No state trip is complete without its fair share of roadside oddities. Here are just a few from this trip:

  - Keene, NH: The filiming location for Jumanji (with an appropriate mural)

  - Glocester, MA: A cute seaside town that happened to have a dark history of lost sailors with bleak numbers of survivors

  - Salem, MA: The custom house where Nathaniel Hawthorne worked and wrote some of his great stories, and some of the neighboring homes that were also built hundreds of years ago.

  - Near Keene, NH: Stonewall Farms housed many cows and goats, as well as a small shop with cheeses, maple syrups, and Katie's favorite: maple cotton candy

  - Brattleboro, VT: Top of the Hill Grill was a little barbeque restaurant that happened to be our only stop in VT (thanks to the pouring rain). The hill did provide some cool views of greenery and creeks though.

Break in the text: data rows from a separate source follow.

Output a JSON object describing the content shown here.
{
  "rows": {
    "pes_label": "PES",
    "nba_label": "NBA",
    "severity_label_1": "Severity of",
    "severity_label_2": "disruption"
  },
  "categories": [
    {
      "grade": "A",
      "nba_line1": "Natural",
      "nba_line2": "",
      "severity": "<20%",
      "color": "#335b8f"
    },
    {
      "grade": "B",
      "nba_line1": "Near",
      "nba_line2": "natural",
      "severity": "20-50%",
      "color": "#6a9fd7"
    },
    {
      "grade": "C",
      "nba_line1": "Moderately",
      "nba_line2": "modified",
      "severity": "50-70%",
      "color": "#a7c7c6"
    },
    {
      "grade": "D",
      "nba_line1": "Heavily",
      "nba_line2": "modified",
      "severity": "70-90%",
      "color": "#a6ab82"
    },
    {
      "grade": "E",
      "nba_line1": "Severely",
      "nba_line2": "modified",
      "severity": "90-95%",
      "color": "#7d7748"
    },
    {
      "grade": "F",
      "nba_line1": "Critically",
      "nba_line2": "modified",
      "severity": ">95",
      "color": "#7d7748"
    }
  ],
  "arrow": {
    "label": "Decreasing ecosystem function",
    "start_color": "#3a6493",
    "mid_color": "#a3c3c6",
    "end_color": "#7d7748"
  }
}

  - Worcester, MA: Bancroft Tower was a stone mini-castle built Stephen Salisbury III so he could "spend all his money before he died."  It serves no real purpose other than being a haunted house run by the city during Halloween, a Santa meet and greet during Christmas, and of course, a pitstop for foreigners like us

  - Webster, MA: Webster's Lake, formally known as:

Lake Chargoggagoggmanchaugga-goggchaubunagungamaugg,

actually has more g’s (15) than average feet of depth (13), so why not?

  - Quincy, MA: Supposedly the most nearly perfect sphere in the world, the city memorial was a must-see

 - Lexington, MA: The house of Jonathan Harrington, who, as described by our Colonial BFF, was shot in the battle and crawled to his doorsteps only to die by bleeding out in his wife's arms (sensing a trend of gloom?)